The Beard claimed I was insane daily. I agree with him now. I can barely get things done without working full time. I have no idea how I managed for ten years. The last four years I was also writing a novel. Madness! No wonder it’s taking me some time to get regulated. I don’t have to be up at 4:30 to workout, but some days I don’t get to the gym until 10 or noon, if I go at all. With school starting again, I haven’t figured out how to walk the dogs while it’s blazing hot. I realized the other day it had been two or three days since I showered. Right?! Exercise or a walk with the dogs required a shower. Driving a boy to school, cleaning the kitchen and making The Beard coffee in the morning doesn’t generate much of a sweat.

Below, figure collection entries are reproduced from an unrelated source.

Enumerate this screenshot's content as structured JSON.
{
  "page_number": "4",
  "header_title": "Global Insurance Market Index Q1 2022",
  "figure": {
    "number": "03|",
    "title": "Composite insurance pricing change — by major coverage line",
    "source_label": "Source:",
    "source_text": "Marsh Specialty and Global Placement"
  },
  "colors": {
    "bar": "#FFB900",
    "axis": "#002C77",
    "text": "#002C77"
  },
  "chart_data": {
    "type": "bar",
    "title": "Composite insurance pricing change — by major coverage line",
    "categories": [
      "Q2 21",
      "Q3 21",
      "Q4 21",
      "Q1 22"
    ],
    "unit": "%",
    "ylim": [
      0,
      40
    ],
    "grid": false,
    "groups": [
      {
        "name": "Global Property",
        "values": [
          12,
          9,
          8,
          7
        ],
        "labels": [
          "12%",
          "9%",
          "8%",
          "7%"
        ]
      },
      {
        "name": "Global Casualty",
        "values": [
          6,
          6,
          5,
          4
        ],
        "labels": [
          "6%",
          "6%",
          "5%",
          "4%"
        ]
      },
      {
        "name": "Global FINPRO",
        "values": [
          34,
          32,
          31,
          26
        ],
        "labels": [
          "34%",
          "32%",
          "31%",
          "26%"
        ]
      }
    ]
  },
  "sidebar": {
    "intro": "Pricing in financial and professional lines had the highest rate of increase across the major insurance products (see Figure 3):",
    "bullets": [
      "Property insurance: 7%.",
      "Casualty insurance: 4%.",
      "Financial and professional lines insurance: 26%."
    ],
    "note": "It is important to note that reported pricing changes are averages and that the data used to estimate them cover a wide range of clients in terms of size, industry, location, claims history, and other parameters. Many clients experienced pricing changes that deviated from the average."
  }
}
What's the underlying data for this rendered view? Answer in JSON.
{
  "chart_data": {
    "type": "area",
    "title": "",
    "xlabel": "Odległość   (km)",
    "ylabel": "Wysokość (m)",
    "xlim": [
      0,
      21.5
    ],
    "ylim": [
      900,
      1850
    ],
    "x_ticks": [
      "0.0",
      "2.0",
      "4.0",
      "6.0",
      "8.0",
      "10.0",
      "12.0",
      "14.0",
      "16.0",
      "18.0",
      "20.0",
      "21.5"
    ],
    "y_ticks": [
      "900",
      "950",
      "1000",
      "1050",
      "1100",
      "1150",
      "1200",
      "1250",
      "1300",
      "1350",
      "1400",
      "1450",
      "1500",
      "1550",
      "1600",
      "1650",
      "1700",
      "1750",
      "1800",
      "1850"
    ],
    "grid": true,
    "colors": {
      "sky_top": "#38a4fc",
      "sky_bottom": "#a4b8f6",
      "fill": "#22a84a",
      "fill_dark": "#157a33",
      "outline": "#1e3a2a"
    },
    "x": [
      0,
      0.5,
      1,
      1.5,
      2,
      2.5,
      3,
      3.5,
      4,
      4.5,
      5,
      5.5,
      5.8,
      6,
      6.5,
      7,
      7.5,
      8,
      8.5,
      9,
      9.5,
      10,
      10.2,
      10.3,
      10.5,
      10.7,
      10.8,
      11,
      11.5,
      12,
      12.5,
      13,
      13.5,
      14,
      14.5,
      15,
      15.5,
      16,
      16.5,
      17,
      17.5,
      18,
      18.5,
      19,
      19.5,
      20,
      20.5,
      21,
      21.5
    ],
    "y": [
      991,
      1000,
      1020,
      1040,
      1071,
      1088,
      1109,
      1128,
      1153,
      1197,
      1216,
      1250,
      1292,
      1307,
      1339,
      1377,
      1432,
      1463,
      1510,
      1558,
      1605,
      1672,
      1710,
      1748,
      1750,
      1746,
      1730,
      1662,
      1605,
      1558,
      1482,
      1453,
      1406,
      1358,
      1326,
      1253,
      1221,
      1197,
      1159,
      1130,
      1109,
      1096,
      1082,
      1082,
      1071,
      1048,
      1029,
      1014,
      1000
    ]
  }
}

A routine works for me. I don’t regret the tight budget. Book sales will grow. I don’t miss teaching. Those teaching dreams have been replaced by dreams of running out in a torrential rain to salvage my pages or computer. I do miss my workouts and regimen. The flip side is my laundry is frequently done. The house is mostly clean. The yard is looking good. I haven’t written in two weeks, shrug. I’m working on building a schedule. Son 2 will have his driver’s license in September, and my chauffeur duties will disappear. Both sons are in school most of the day and working when they’re not in school. I’ve tackled some domestic remodeling jobs and still need to finish, but I like my space to be uncluttered. I’m starting a 365-day cull to remove disorder in a two pronged attack.
It’s a full-time writer’s dilemma. Build scheduled time to write without distractions. I have to balance that against the mother’s dilemma. I still get the “Mommy, will you make breakfast?” “Mooom, will you make me lunch?” “What’s for dinner?” I can go a few days without speaking to anyone outside of The Beard and the dogs. It’s disconcerting to find yourself discussing plot obstacles with the checkout clerk at the grocery store or UPS guy. ‘How’s it going?’ is such an innocent question. Those folks are such good sports.
I’m balancing my net present value against my feelings that I’m not contributing financially, yet. Buy my book! I post my daily accomplishments for validation that I indeed contribute. I’m working on setting a weekly word count to lock down my writing time, after all that was one of the primary reasons to quit. I’m making considerable effort to participate more often in my writing guild. Shout out to Northern Colorado Writers here. I’m teaching two workshops in October and attending a creative writing conference. I’m taking one day a week out of the house to work remotely. It’s a start.
I’ll get there. In the meantime, I did shower this morning.